The word would be laughable if it weren’t so infuriating. “Safe?” I snort. “Tied up, God knows where, by the man who tried to kill my brother. Your definition needs serious work.”
He turns from the window, and I get my first clear look at him since regaining consciousness. Tall, lean, carrying himself with that predatory stillness that should terrify me. Dark hair, sharp features, and eyes that reveal nothing while seeming to see everything. The kind of man who measures words like ammunition and treats silence like a weapon.
The kind of man who makes my shadows reach toward him despite every logical reason they shouldn’t.
Stop it, dammit!
“I prevented your execution,” he says, and something in his tone suggests the words surprised him as much as they do me.
“Execution? I was with my brother!” My shadows flicker despite the restraints, power responding to the anger building in my chest.
“Who was quite willing to let you die,” he says with brutal honesty.
The words feel like they crush my chest. I want to deny them, to rage at him for even suggesting such a thing. But the memory of those final moments plays on repeat—Kieran’s cold voice, the way those operatives emerged from cover like they’d been waiting, the guards who took orders fromhiminstead of restraining him.
Sorry, Iris.
“What do you want with me?” I ask instead, because that truth is too raw to touch. “Why did you take me?”
For a moment, he doesn’t answer. Just studies me with uncomfortable intensity. His eyes are different in the firelight—arctic blue circled by something darker—and when they meet mine, something electric arcs between us.
My breath catches involuntarily.
“You weren’t part of the plan,” he says finally, voice rougher than before.
“Then why am I here?”
The question seems more like a challenge. I watch him weigh his response, see the moment when he decides to give me nothing useful. But there’s tension in the way he holds himself, like a man fighting an internal war.
“It’s complicated.”
“Uncomplicate it.” Heat builds behind my eyes—not dragon fire, but something closer to fury. “You try to kill my brother, then abduct me, tie me up in the middle of nowhere, and now you’re playing mysterious? I’ve had enough games for one night.”
He moves away from the window, each step controlled and deliberate. But I catch the way his eyes track over me—not leering, but aware. Definitely aware.
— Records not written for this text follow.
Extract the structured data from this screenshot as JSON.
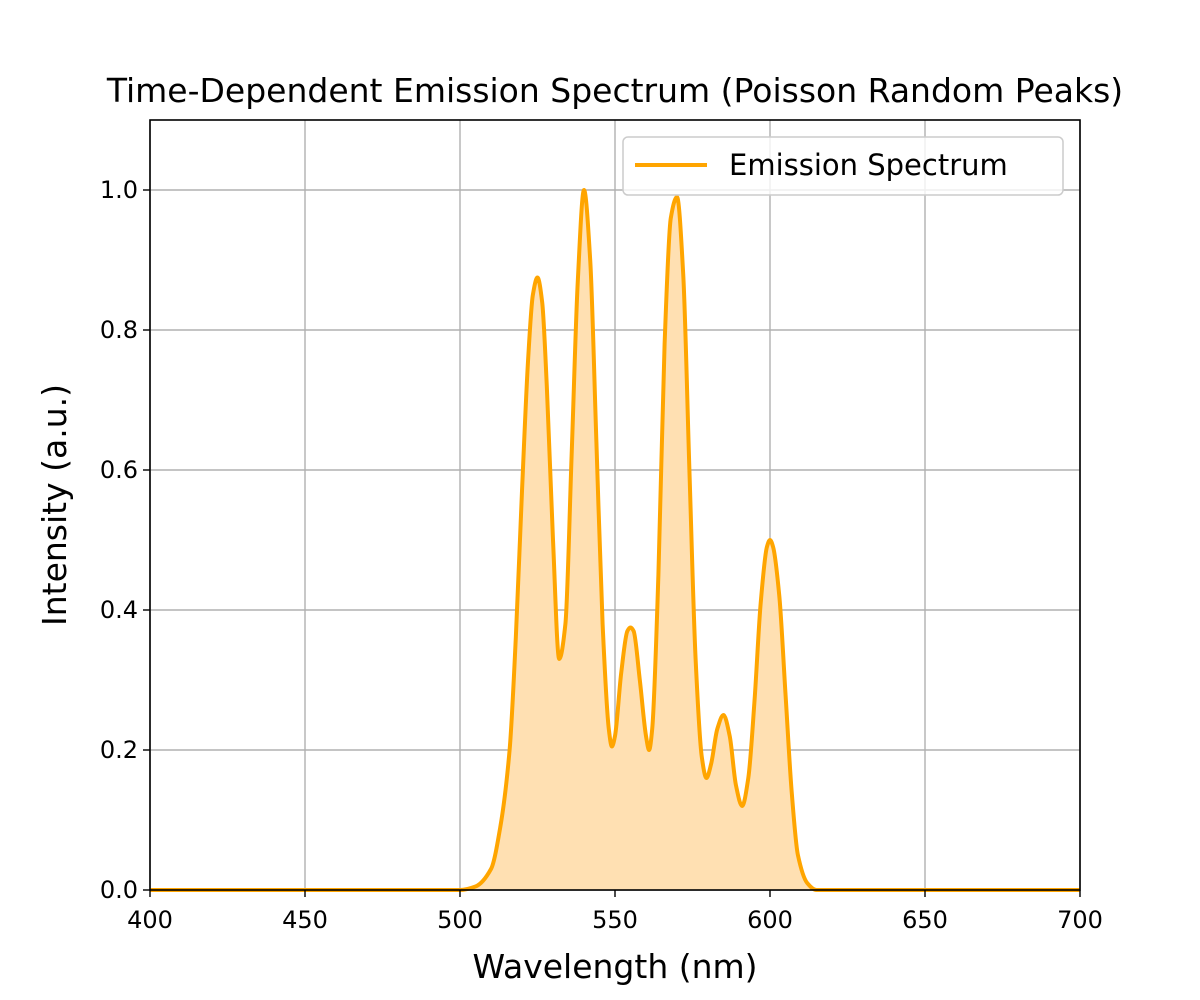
{
  "chart_data": {
    "type": "area",
    "title": "Time-Dependent Emission Spectrum (Poisson Random Peaks)",
    "xlabel": "Wavelength (nm)",
    "ylabel": "Intensity (a.u.)",
    "xlim": [
      400,
      700
    ],
    "ylim": [
      0,
      1.1
    ],
    "xticks": [
      400,
      450,
      500,
      550,
      600,
      650,
      700
    ],
    "xtick_labels": [
      "400",
      "450",
      "500",
      "550",
      "600",
      "650",
      "700"
    ],
    "yticks": [
      0.0,
      0.2,
      0.4,
      0.6,
      0.8,
      1.0
    ],
    "ytick_labels": [
      "0.0",
      "0.2",
      "0.4",
      "0.6",
      "0.8",
      "1.0"
    ],
    "grid": true,
    "legend": {
      "position": "upper right",
      "entries": [
        "Emission Spectrum"
      ]
    },
    "series": [
      {
        "name": "Emission Spectrum",
        "color": "#FFA500",
        "fill_color": "#FFE0B2",
        "x": [
          400,
          500,
          505,
          510,
          513,
          516,
          518,
          520,
          522,
          523.5,
          525,
          526.5,
          528,
          530,
          532,
          534,
          536,
          538,
          540,
          542,
          544,
          546,
          548,
          549,
          550,
          552,
          554,
          555,
          556,
          558,
          560,
          561,
          562,
          564,
          566,
          568,
          570,
          572,
          574,
          576,
          578,
          579.5,
          581,
          583,
          585,
          587,
          589,
          591,
          593,
          595,
          597,
          599,
          600,
          601,
          603,
          605,
          607,
          609,
          612,
          615,
          620,
          700
        ],
        "y": [
          0.0,
          0.0,
          0.005,
          0.03,
          0.09,
          0.2,
          0.36,
          0.57,
          0.76,
          0.85,
          0.875,
          0.84,
          0.72,
          0.5,
          0.33,
          0.38,
          0.62,
          0.87,
          1.0,
          0.9,
          0.64,
          0.38,
          0.23,
          0.205,
          0.22,
          0.31,
          0.37,
          0.375,
          0.37,
          0.3,
          0.22,
          0.2,
          0.23,
          0.45,
          0.78,
          0.96,
          0.99,
          0.88,
          0.6,
          0.33,
          0.19,
          0.16,
          0.18,
          0.23,
          0.25,
          0.22,
          0.15,
          0.12,
          0.16,
          0.27,
          0.41,
          0.49,
          0.5,
          0.49,
          0.42,
          0.28,
          0.14,
          0.05,
          0.01,
          0.0,
          0.0,
          0.0
        ]
      }
    ]
  }
}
When he’s close enough that I can smell that scent again—smoke and something dangerous—my shadows strain toward him like they recognize something in his darkness.
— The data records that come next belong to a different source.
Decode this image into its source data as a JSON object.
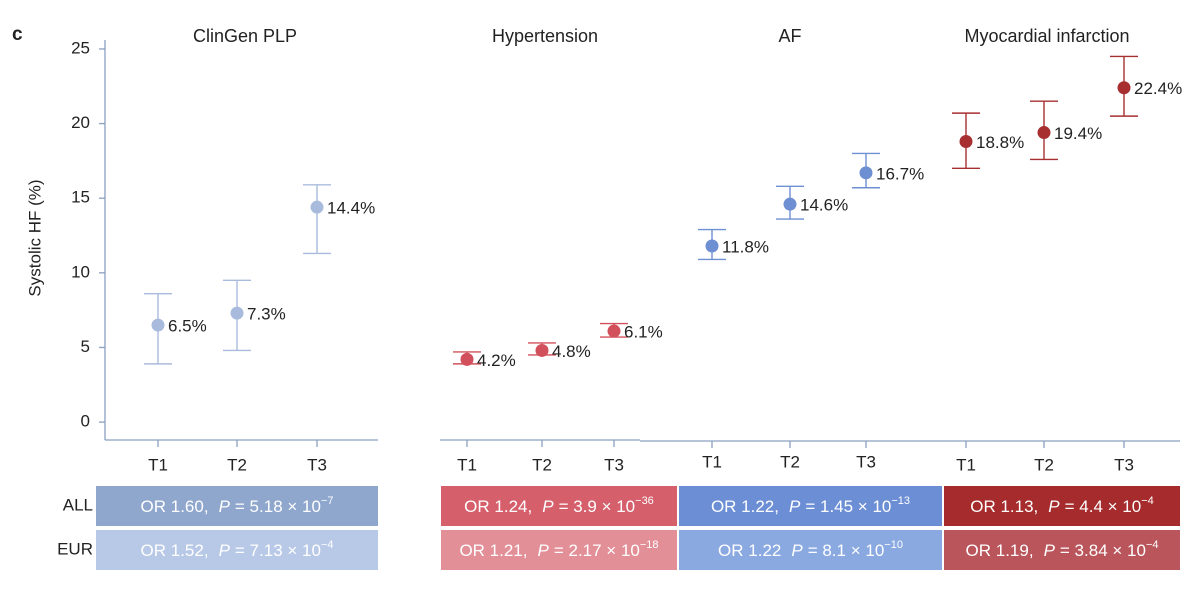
{
  "chart_data": {
    "type": "errorbar",
    "panel_label": "c",
    "ylabel": "Systolic HF (%)",
    "ylim": [
      -1.2,
      25.6
    ],
    "yticks": [
      0,
      5,
      10,
      15,
      20,
      25
    ],
    "groups": [
      {
        "title": "ClinGen PLP",
        "color": "#a9bbdd",
        "categories": [
          "T1",
          "T2",
          "T3"
        ],
        "values": [
          6.5,
          7.3,
          14.4
        ],
        "value_labels": [
          "6.5%",
          "7.3%",
          "14.4%"
        ],
        "lower": [
          3.9,
          4.8,
          11.3
        ],
        "upper": [
          8.6,
          9.5,
          15.9
        ]
      },
      {
        "title": "Hypertension",
        "color": "#d2505b",
        "categories": [
          "T1",
          "T2",
          "T3"
        ],
        "values": [
          4.2,
          4.8,
          6.1
        ],
        "value_labels": [
          "4.2%",
          "4.8%",
          "6.1%"
        ],
        "lower": [
          3.9,
          4.5,
          5.7
        ],
        "upper": [
          4.7,
          5.3,
          6.6
        ]
      },
      {
        "title": "AF",
        "color": "#6e8fd2",
        "categories": [
          "T1",
          "T2",
          "T3"
        ],
        "values": [
          11.8,
          14.6,
          16.7
        ],
        "value_labels": [
          "11.8%",
          "14.6%",
          "16.7%"
        ],
        "lower": [
          10.9,
          13.6,
          15.7
        ],
        "upper": [
          12.9,
          15.8,
          18.0
        ]
      },
      {
        "title": "Myocardial infarction",
        "color": "#a82f30",
        "categories": [
          "T1",
          "T2",
          "T3"
        ],
        "values": [
          18.8,
          19.4,
          22.4
        ],
        "value_labels": [
          "18.8%",
          "19.4%",
          "22.4%"
        ],
        "lower": [
          17.0,
          17.6,
          20.5
        ],
        "upper": [
          20.7,
          21.5,
          24.5
        ]
      }
    ]
  },
  "table": {
    "row_labels": [
      "ALL",
      "EUR"
    ],
    "columns": [
      {
        "cells": [
          {
            "color": "#8fa6cd",
            "or": "OR 1.60,",
            "p": "P",
            "mantissa": "= 5.18 × 10",
            "exponent": "−7"
          },
          {
            "color": "#b8c9e7",
            "or": "OR 1.52,",
            "p": "P",
            "mantissa": "= 7.13 × 10",
            "exponent": "−4"
          }
        ]
      },
      {
        "cells": [
          {
            "color": "#d5606c",
            "or": "OR 1.24,",
            "p": "P",
            "mantissa": "= 3.9 × 10",
            "exponent": "−36"
          },
          {
            "color": "#e38f98",
            "or": "OR 1.21,",
            "p": "P",
            "mantissa": "= 2.17 × 10",
            "exponent": "−18"
          }
        ]
      },
      {
        "cells": [
          {
            "color": "#6c8ed5",
            "or": "OR 1.22,",
            "p": "P",
            "mantissa": "= 1.45 × 10",
            "exponent": "−13"
          },
          {
            "color": "#8aa9e1",
            "or": "OR 1.22",
            "p": "P",
            "mantissa": "= 8.1 × 10",
            "exponent": "−10"
          }
        ]
      },
      {
        "cells": [
          {
            "color": "#a62b2c",
            "or": "OR 1.13,",
            "p": "P",
            "mantissa": "= 4.4 × 10",
            "exponent": "−4"
          },
          {
            "color": "#b9555b",
            "or": "OR 1.19,",
            "p": "P",
            "mantissa": "= 3.84 × 10",
            "exponent": "−4"
          }
        ]
      }
    ]
  }
}
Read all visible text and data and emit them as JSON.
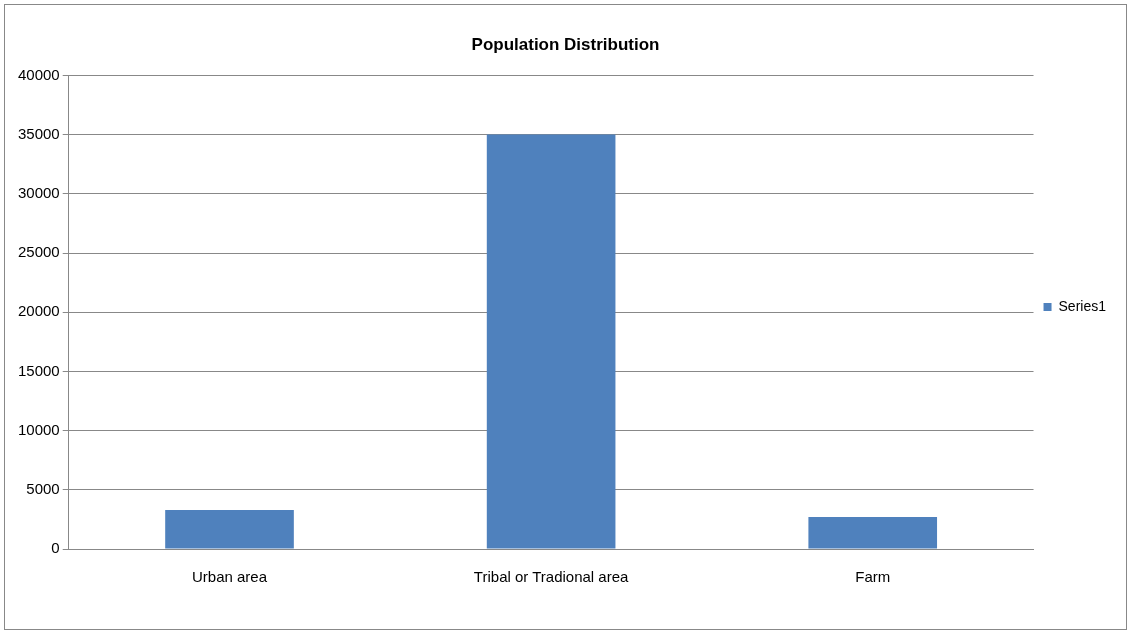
{
  "chart_data": {
    "type": "bar",
    "title": "Population Distribution",
    "categories": [
      "Urban area",
      "Tribal or Tradional area",
      "Farm"
    ],
    "series": [
      {
        "name": "Series1",
        "color": "#4f81bd",
        "values": [
          3300,
          35000,
          2700
        ]
      }
    ],
    "ylim": [
      0,
      40000
    ],
    "yticks": [
      0,
      5000,
      10000,
      15000,
      20000,
      25000,
      30000,
      35000,
      40000
    ],
    "grid": "y",
    "legend": "right"
  }
}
“Your brother led you into a trap,” he says. “Six armed operatives. You walked in trusting him completely.”
“It was a misunderstanding.” But even as I say it, I know how hollow it sounds. The rational part of my brain—the part that’s kept me alive—won’t let me ignore the evidence.
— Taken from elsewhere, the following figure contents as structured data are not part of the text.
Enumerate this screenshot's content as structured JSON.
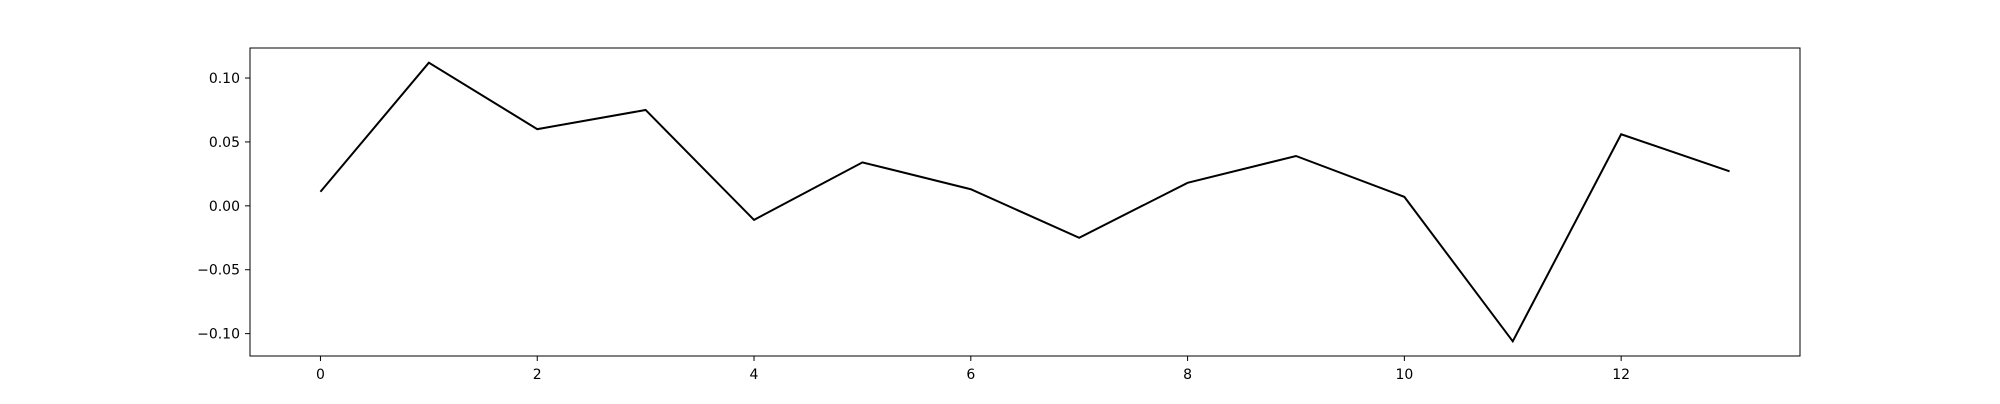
{
  "chart_data": {
    "type": "line",
    "title": "",
    "xlabel": "",
    "ylabel": "",
    "x": [
      0,
      1,
      2,
      3,
      4,
      5,
      6,
      7,
      8,
      9,
      10,
      11,
      12,
      13
    ],
    "series": [
      {
        "values": [
          0.011,
          0.112,
          0.06,
          0.075,
          -0.011,
          0.034,
          0.013,
          -0.025,
          0.018,
          0.039,
          0.007,
          -0.106,
          0.056,
          0.027
        ],
        "color": "#000000"
      }
    ],
    "xlim": [
      -0.65,
      13.65
    ],
    "ylim": [
      -0.1175,
      0.1235
    ],
    "xticks": [
      0,
      2,
      4,
      6,
      8,
      10,
      12
    ],
    "xtick_labels": [
      "0",
      "2",
      "4",
      "6",
      "8",
      "10",
      "12"
    ],
    "yticks": [
      -0.1,
      -0.05,
      0.0,
      0.05,
      0.1
    ],
    "ytick_labels": [
      "−0.10",
      "−0.05",
      "0.00",
      "0.05",
      "0.10"
    ],
    "grid": false,
    "legend": "none"
  }
}
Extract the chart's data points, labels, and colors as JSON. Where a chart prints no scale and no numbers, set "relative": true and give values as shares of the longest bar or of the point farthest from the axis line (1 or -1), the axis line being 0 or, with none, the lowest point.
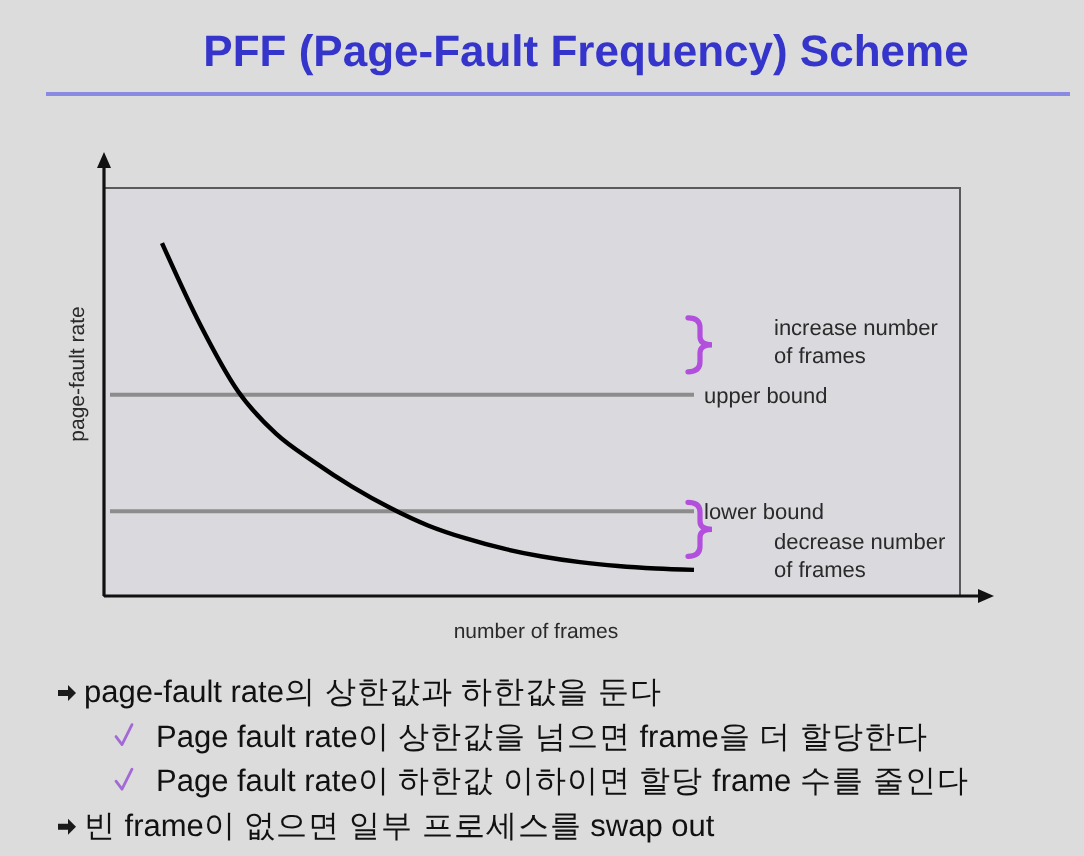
{
  "chart_data": {
    "type": "line",
    "title": "PFF (Page-Fault Frequency) Scheme",
    "xlabel": "number of frames",
    "ylabel": "page-fault rate",
    "relative": true,
    "categories": [
      null,
      null,
      null,
      null,
      null,
      null,
      null,
      null,
      null,
      null,
      null,
      null,
      null,
      null,
      null
    ],
    "series": [
      {
        "color": "#000000",
        "values": [
          1,
          0.77,
          0.58,
          0.46,
          0.38,
          0.31,
          0.25,
          0.2,
          0.163,
          0.134,
          0.112,
          0.096,
          0.085,
          0.078,
          0.074
        ]
      }
    ],
    "ref_lines": [
      {
        "axis": "y",
        "value": 0.57,
        "label": "upper bound",
        "color": "#8c8c8c"
      },
      {
        "axis": "y",
        "value": 0.24,
        "label": "lower bound",
        "color": "#8c8c8c"
      }
    ],
    "annotations": [
      "increase number of frames",
      "decrease number of frames",
      "page-fault rate의 상한값과 하한값을 둔다",
      "Page fault rate이 상한값을 넘으면 frame을 더 할당한다",
      "Page fault rate이 하한값 이하이면 할당 frame 수를 줄인다",
      "빈 frame이 없으면 일부 프로세스를 swap out"
    ],
    "line_style": "solid"
  }
}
“Was it?” There’s no satisfaction in his voice, just harsh honesty. “Think about how he handed you over.”
The horrible thing is, I can’t stop thinking about it. About the way Kieran had looked at me in those final moments—apologetic but determined. Like he’d already made his choice, and it wasn’t me.
“He wasn’t himself,” I whisper, more to myself than to him. “Something happened to him. They did something—”
“I don’t have those answers,” he says, settling into a chair across from me. Close enough that I can see the tension wired through his frame, the way his hand rests near a concealed weapon. But also close enough that I notice other things—theway firelight plays across his features, the unconscious grace in his movements.
Close enough that my power responds to his presence like metal drawn to a magnet.
“Who hired you?” I demand, fighting to ignore the unwelcome sensation. “Someone wanted my brother dead. I need to know why.”
“That’s confidential.”
“Screw your confidentiality!” I spit the words out. “My brother’s life is at stake.”